United States v. Darus H. Zehrbach

United States v. Alex A. Mervis

Nos. 93-7477 and 93-7493

LEWIS, Circuit Judge, dissenting.

          I join in Parts I and II of the majority opinion, and

in Part III insofar as it overrules the per se rule of DiLoreto.

However, I cannot join in Part III of the opinion to the extent

it concludes that the error here was harmless.

          It is difficult for me to imagine a statement which

would carry a more powerful impact upon a jury, or which would be

more likely to deter it from acquitting, than to imply in no

uncertain terms that the defendants' two chief witnesses were

going to be indicted for their participation with the defendants

in the underlying criminal activity.   That is exactly what

happened here.   The prosecutor's statement was tantamount to

telling the jury that the defendants' two main witnesses were in
fact as guilty as the defendants were and would themselves be

brought to answer criminal charges, despite the fact that there
was no evidence to suggest that these individuals were going to

be indicted and despite the more compelling fact that they never

were indicted.

          The majority acknowledges that "the remark effectively

encouraged the jury to reach a guilty verdict on irrelevant and

illegitimate grounds."    Maj. Op. Typescript at 34.   How, then,

can we be confident that "it is highly probable that the error

did not contribute to the judgment"?    See Maj. Op. Typescript

at 31, citing Govt. of Virgin Islands v. Toto, 529 F.2d 278, 274

(3d Cir. 1976).    "Highly probable" requires us to be virtually

certain, as that standard is only satisfied when we hold a "sure

conviction that the error did not prejudice" the defendant.       See

Maj. Op. Typescript at 31, citing United States v. Jannotti, 729

F.2d 213, 219-20 (3d Cir.), cert. denied 469 U.S. 880 (1984).

The majority acknowledges this also, but then shifts its focus

from the impact of the remarks to the prosecutor's motive in

uttering them.    I believe this diversion to be the fundamental

flaw in the majority's analysis.    Since we must be convinced that

a criminal defendant was not prejudiced for harmless error to

apply, what difference does it make to that inquiry that the

prosecutor might have meant something else in uttering the

offending remarks?    It is not what the prosecutor meant that

should control, but rather the effect of what he said upon the

defendants' right to be judged by an untainted jury.     Our focus

should be to determine that it is almost certain that the error
did not contribute to the conviction.   In my view, the majority

does not place sufficient emphasis upon this critical inquiry.
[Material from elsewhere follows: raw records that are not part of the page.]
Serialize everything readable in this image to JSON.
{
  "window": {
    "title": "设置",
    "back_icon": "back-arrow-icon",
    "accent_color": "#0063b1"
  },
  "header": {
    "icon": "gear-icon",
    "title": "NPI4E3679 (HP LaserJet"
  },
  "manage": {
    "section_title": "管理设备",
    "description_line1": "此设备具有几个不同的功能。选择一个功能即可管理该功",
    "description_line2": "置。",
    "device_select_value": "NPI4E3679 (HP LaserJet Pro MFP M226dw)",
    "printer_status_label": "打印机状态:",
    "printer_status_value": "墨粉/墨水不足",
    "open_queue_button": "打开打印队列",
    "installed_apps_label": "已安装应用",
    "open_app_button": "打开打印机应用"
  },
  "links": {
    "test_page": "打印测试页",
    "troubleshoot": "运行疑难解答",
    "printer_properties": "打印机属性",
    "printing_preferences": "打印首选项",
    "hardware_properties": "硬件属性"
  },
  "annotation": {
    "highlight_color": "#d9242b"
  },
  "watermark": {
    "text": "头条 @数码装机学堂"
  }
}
          And it is precisely for this reason that I believe the

majority fails to perceive the violence which remarks such as

those at issue are capable of inflicting upon the unfettered

fact-finding and truth-seeking mission of the jury, preferring

instead to rely upon the court's cautionary instructions and the

quantum of evidence properly before the jury which pointed toward

guilt.   As I stated in my original dissent, "I cannot imagine any

curative instruction that would be sufficient to purge the jury

of the powerful impact of such an improper, unfounded assertion

by the prosecutor."   United States v. Zehrbach, Nos. 93-7477 and

93-7493 at 8 (Lewis, J. dissenting).    I believe this is

particularly true in view of the fact that to a considerable

degree, the defendants' convictions rested upon the jury's

assessment of the credibility of Drizos and Smith.   Moreover, I

am not persuaded that the jury could not have been influenced by

these improper remarks, to the prejudice of the defendants,

regardless of the weight of additional evidence demonstrating

their guilt.

          For these reasons, I respectfully dissent.